Ceci était l’unique argument ayant poussé Abou Bakr (r.a.) à croire dans le Saint Prophète (s.a.w.) et c’est ce qu’Allah (s.a.w.) a cité.

Il déclare [dans le Coran] : « Annonce aux hommes :

فَقَدْ لَبِثْتُ فِيكُمْ عُمُرًا مِنْ قَبْلِهِ أَفَلَا تَعْقِلُونَ

Avant ceci, j’ai certainement passé toute une vie parmi vous. [C’est-à-dire examinez ma vie] et vous verrez que je n’ai jamais été coupable de traitrise envers vous. Pourquoi serai-je coupable à l’endroit de Dieu ? (10 : 17)

Abou Bakr a cité le même argument. Il a déclaré : « S’il se dit prophète de Dieu, il est certainement véridique et je l’accepte. » Par la suite, Abou Bakr (r.a.) n’a jamais eu de soupçon à l’endroit du Saint Prophète Muhammad (s.a.w.) et il n’a jamais flanché. Il a enduré de grandes épreuves. Il a été contraint d’abandonner ses biens et sa patrie et de tuer ses proches, mais il n’a jamais mis en doute l’authenticité du Saint Prophète Muhammad (s.a.w.). »

Le Mouslih Maw’oud (r.a.) avait expliqué cela en donnant des instructions à ceux qui lui avaient prêté allégeance.
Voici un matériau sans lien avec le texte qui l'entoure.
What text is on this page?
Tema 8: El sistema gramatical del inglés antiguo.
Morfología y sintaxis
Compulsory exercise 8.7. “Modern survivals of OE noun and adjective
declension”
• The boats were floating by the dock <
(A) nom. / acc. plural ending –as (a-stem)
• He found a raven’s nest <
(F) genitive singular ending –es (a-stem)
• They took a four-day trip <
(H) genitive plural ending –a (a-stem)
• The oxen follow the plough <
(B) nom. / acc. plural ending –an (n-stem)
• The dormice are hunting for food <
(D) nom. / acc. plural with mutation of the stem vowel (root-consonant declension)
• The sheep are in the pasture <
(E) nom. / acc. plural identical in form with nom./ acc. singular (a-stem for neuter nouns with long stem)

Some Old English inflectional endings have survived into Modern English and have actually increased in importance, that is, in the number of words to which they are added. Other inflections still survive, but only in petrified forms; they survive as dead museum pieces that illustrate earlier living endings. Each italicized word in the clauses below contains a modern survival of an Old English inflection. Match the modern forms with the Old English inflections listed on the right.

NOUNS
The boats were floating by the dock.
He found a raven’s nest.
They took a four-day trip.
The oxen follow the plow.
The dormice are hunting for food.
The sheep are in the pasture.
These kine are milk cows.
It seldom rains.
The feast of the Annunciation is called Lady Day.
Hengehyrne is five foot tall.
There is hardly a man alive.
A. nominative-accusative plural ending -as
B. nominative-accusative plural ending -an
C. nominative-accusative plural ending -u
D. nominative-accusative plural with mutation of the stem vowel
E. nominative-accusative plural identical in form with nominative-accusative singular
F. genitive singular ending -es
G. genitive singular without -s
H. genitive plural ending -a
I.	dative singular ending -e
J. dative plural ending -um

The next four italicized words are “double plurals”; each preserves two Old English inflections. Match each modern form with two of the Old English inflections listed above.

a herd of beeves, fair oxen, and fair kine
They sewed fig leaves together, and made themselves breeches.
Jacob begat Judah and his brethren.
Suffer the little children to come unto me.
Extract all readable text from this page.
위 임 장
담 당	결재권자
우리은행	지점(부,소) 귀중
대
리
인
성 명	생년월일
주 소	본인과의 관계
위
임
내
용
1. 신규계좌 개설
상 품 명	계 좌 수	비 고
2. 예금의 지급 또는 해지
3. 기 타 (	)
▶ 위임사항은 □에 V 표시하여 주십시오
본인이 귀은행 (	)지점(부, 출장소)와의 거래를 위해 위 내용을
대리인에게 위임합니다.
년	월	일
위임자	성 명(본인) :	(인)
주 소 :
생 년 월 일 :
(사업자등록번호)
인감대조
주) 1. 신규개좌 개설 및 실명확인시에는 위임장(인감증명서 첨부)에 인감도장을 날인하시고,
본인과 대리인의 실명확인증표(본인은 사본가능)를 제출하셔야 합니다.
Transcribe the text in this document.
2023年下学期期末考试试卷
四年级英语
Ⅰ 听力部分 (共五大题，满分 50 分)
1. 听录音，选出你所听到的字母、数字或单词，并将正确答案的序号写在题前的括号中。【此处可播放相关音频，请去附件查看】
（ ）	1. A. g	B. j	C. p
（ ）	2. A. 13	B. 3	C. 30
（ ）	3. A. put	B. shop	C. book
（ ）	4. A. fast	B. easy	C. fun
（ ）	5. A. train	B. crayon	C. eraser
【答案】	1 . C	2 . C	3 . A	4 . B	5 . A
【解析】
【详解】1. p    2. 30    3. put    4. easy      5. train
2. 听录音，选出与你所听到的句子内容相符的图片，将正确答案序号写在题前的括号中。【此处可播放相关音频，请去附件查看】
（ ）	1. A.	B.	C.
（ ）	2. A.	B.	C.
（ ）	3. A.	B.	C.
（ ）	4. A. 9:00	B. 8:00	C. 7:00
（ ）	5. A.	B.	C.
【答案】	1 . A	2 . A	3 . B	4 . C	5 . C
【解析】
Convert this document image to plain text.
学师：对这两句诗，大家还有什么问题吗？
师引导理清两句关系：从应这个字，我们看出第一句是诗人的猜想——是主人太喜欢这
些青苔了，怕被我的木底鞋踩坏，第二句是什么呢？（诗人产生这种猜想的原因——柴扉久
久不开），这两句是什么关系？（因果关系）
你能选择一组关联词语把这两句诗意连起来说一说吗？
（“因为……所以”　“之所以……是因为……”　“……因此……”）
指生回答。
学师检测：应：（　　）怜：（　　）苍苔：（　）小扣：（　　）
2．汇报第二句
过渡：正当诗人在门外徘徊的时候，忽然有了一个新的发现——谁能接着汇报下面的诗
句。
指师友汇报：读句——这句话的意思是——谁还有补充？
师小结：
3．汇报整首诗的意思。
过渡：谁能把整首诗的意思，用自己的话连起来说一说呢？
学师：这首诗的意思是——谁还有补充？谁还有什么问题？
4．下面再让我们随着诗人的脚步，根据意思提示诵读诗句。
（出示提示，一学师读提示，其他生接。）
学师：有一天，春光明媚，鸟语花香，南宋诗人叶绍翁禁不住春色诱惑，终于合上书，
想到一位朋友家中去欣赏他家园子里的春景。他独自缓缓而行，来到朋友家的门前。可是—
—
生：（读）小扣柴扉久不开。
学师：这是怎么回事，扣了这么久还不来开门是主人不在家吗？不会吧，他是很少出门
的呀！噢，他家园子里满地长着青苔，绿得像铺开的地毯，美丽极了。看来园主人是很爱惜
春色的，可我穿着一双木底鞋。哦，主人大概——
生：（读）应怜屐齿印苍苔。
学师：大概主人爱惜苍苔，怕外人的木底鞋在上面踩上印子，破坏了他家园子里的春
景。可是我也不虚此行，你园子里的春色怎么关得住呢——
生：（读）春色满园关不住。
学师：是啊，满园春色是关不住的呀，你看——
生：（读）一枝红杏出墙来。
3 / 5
Il leur avait cité [l’exemple] de l’acceptation du Saint Prophète Muhammad (s.a.w.) par Abou Bakr (r.a.).

Le Messie Promis (a.s.) déclare : « Le Saint Prophète Muhammad (s.a.w.) a conféré le titre de Siddîq à Abou Bakr (r.a.). Allah sait le mieux quelles étaient les qualités qu’il possédait. L’Envoyé d’Allah (s.a.w) a également déclaré qu’Abou Bakr (r.a.) a mérité ce statut en raison des qualités de son cœur. Si l’on examine la question attentivement l’on ne trouvera pas d’exemple similaire à la véridicité démontrée par Abou Bakr (r.a.). En vérité, tous ceux qui à chaque époque s’efforceront d’atteindre les perfections du Siddiq, devront s’évertuer à faire naître en leur personne le caractère et la nature d’Abou Bakr tout en ayant recours à la prière. Tant que l’on ne projette pas sur sa personne l’ombre d’Abou Bakr et tant que l’on ne se pare pas de sa couleur, l’on ne pourra atteindre les perfections du Siddiq.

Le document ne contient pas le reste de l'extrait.